At some point, everyone has experienced a temporary groggy feeling after waking up called sleep inertia. Scientists know a lot about sleep inertia already, including how it impairs cognitive and motor abilities, and how it varies with the time of day and type of sleep that precedes it. They even have pictures of how the brain wakes up piece by piece.

People with idiopathic hypersomnia or IH display something that seems stronger, termed “sleep drunkenness,” which can last for hours. Czech neurologist Bedrich Roth, the first to identify IH as something separate from other sleep disorders, proposed sleep drunkenness as IH’s defining characteristic.

Note: Emory readers may recall the young Atlanta lawyer treated for IH by David Rye, Kathy Parker and colleagues several years ago. Our post today is part of IH Awareness Week® 2017.

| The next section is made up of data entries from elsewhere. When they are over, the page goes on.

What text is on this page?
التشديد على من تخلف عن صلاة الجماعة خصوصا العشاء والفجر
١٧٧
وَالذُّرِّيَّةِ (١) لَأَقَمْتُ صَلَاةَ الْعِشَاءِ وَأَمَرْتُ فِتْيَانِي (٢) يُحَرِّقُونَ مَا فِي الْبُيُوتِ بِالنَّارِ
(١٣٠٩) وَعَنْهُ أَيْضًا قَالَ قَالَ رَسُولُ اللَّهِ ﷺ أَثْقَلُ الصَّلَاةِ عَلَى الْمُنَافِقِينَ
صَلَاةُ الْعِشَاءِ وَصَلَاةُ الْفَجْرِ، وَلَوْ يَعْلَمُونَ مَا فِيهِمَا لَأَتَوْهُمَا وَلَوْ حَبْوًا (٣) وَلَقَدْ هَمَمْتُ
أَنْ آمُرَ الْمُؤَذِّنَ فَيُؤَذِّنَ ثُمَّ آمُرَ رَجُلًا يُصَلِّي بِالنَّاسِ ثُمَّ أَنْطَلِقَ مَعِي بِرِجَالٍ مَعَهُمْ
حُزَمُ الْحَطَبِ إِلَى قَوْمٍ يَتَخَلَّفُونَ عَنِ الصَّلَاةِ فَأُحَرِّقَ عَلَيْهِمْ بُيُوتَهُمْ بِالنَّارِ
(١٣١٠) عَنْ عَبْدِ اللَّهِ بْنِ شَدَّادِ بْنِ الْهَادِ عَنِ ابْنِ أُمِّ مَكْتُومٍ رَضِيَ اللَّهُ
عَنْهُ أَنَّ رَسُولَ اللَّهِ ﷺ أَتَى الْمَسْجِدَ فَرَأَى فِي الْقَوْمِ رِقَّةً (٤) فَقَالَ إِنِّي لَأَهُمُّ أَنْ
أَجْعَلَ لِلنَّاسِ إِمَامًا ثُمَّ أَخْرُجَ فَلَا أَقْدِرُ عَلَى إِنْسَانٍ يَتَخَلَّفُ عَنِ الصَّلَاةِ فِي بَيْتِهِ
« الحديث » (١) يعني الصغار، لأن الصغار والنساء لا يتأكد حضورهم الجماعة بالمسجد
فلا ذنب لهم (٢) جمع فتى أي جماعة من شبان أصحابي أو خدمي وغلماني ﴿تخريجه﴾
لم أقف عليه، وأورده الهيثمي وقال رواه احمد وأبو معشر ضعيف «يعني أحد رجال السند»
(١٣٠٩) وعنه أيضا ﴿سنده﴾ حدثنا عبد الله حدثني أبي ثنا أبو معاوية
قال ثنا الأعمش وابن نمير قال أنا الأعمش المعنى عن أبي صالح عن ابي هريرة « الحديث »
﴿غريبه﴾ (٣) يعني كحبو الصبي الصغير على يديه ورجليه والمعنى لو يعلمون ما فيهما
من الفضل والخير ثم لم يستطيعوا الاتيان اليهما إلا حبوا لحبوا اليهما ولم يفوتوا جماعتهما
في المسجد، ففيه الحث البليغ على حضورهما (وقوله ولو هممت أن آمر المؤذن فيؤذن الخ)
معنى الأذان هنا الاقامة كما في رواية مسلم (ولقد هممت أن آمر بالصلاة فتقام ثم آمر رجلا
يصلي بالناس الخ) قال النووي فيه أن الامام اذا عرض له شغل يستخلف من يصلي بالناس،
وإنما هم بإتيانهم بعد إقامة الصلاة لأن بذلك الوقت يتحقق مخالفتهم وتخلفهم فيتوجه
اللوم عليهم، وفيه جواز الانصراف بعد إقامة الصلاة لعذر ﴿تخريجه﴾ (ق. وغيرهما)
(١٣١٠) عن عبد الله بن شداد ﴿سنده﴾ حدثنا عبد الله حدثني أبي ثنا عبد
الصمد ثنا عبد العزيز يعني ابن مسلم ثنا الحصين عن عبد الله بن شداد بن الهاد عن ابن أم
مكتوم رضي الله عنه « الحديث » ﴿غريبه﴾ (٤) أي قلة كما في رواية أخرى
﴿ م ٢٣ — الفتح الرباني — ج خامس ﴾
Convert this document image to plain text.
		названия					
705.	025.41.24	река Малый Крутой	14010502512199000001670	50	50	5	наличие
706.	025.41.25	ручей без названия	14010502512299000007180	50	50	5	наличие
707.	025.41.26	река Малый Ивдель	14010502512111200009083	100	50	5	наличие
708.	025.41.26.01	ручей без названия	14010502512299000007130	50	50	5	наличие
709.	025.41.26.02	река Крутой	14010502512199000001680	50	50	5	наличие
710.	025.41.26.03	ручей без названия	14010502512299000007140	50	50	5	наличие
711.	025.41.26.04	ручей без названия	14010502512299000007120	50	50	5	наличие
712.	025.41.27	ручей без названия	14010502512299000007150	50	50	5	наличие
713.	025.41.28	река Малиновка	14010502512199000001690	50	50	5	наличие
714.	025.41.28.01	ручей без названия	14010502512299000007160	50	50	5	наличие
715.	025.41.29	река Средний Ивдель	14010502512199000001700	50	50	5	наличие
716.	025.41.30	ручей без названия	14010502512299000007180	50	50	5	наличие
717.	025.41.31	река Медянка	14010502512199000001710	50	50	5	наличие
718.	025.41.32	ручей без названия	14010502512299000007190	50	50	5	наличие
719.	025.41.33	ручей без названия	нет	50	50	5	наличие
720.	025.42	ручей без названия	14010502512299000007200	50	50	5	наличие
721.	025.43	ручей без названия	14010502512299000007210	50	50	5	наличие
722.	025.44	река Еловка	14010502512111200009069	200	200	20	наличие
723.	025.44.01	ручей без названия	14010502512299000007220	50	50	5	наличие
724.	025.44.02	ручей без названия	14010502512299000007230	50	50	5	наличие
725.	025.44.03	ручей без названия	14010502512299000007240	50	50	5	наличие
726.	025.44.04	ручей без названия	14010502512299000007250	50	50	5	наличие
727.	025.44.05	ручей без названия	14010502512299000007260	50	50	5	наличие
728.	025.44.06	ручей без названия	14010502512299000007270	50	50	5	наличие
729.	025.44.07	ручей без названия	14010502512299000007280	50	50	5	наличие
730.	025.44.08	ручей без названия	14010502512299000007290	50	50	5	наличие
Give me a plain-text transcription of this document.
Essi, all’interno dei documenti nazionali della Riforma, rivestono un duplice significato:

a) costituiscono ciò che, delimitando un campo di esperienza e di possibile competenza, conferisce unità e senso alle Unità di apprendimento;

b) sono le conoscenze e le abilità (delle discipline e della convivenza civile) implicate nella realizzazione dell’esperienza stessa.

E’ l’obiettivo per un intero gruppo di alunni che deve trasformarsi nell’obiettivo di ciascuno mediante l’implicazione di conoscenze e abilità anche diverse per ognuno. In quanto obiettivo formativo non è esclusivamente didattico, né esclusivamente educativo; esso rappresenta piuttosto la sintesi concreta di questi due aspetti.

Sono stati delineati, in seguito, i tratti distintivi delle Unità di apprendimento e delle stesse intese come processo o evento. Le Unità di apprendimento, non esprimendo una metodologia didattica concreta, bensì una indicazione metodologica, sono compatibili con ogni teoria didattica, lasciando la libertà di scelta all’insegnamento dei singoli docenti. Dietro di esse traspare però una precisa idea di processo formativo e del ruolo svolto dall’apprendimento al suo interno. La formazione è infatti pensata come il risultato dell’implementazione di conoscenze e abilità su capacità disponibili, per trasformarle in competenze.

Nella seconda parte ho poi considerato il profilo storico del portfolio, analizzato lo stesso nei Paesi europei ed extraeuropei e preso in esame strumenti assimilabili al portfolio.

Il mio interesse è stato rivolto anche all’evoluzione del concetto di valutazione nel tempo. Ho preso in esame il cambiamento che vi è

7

Sleep drunkenness is what makes IH distinctive in comparison to narcolepsy, especially narcolepsy with cataplexy, whose sufferers tend to fall asleep quickly. Those with full body cataplexy can collapse on the floor in response to emotions such as surprise or amusement. In contrast, people with IH tend not to doze off so suddenly, but they do identify with the statement “Waking up is the hardest thing I do all day.”

At Emory, neurologist Lynn Marie Trotti and colleagues are in the middle of a brain imaging study looking at sleep drunkenness.